The IOP-independent RGC dysfunction occurring at early stages in D2 mice has been shown to represent a manifestation of the cell suffering preceding a discrete RGC loss.
15,30 In effect, a significant decrease in the RGC density is classically evident around 12 months of age in D2 mice, resulting delayed compared with the typical onset of RGC dysfunctions.
31 The time lag between RGC dysfunction and death in glaucoma has been proposed to derive from the activation of adaptive mechanisms attempting to maintain cell survival in the face of diminished activity under prolonged exposure to stressors. Thus, the possibility to identify and contrast early cellular dysfunctions at this stage has been highlighted as a putative reversibility time window to achieve a significant delay of glaucoma progression.
32 Interestingly, our data show that diabetes in D2 mice produces a significant decrease in RGC density at 6 months of age, corresponding to 2 months of diabetes, compared to the D2 control group. Therefore, besides accelerating the early loss of RGC activity, diabetes significantly affects the cellular viability, thus promoting a possible anticipation of RGC loss. Notably, the combination of diabetes-driven acceleration of the progressive RGC dysfunction and the anticipation of the RGC loss in the early glaucoma could result in the reduction of the possible intervention time-window, limiting the early diagnosis and aggravating the prognosis of the disease. The RGC vulnerability at the base of the cellular loss of activity and viability in glaucoma has been shown to derive from metabolic stresses possibly due to genetic and/or environmental factors.
7,33,34 Indeed, several aging-like molecular mechanisms could perturbate the RGC metabolic equilibrium promoting oxidative stress and inflammatory activity and inducing glial reaction.
35,36 Noteworthy, increased oxidative and inflammatory processes have been found in D2 mice since the early progression of RGC dysfunction, before the elevation of IOP, suggesting a possible role of the metabolic stress in the early RGC degeneration.

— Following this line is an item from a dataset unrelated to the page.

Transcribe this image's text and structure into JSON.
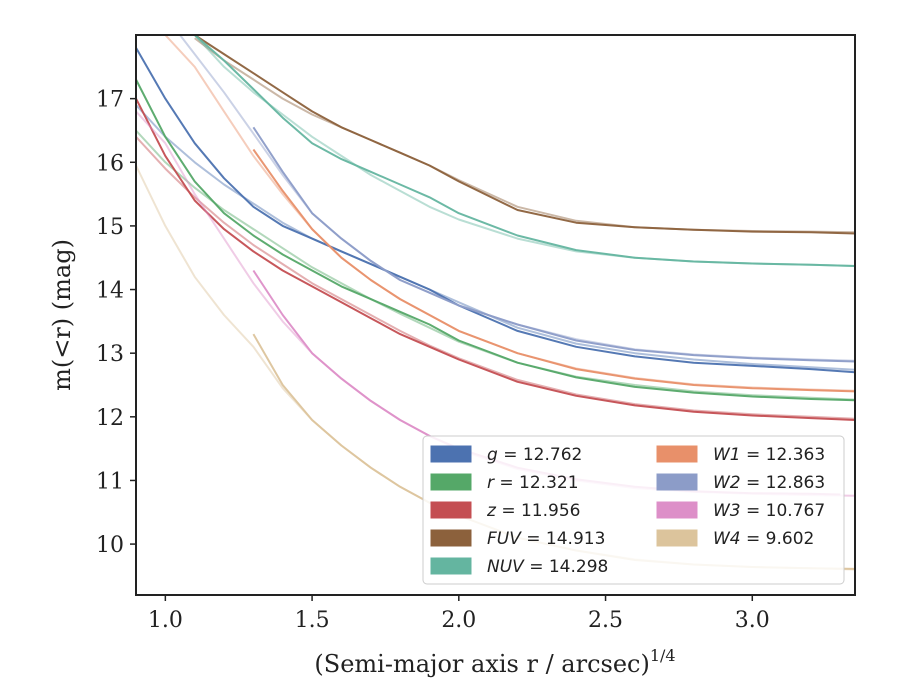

37,38 Considering this, diabetes could be a good candidate as a metabolic stressor for the glaucomatous RGC degeneration. In effect, oxidative stress and inflammation represent crucial pathological mechanisms by which also high glucose-driven metabolic alterations produce detrimental effects on retinal neurons.
39 As hypothesized, our data suggest that the onset of diabetes could exert detrimental effects on the RGC function and viability by further enhancing the ongoing oxidative and inflammatory processes in D2 mice retinas, as demonstrated by the overexpression of HO-1 and SOD-2, as a typical response to the increased oxidative stress, and by the modulation of cytokines on behalf of promoting pro-inflammatory processes.
36 The diabetes-driven enhancement of these pathological mechanisms is clearly represented also by the analysis of the deriving glial reactivity that we have observed in the form of increase in GFAP expression in astrocytes and Müller cell processes, as a phenomenon typically correlated with oxidative stress and neuroinflammation.
40,41 In particular, the Müller cell reactivity, together with our functional evidence of FERG alterations at 6 months of age, could also remark a belated effect of diabetes on the outer retinal cells that, in the context of early glaucoma, could further enhance the glaucomatous RGC dysfunction and degeneration.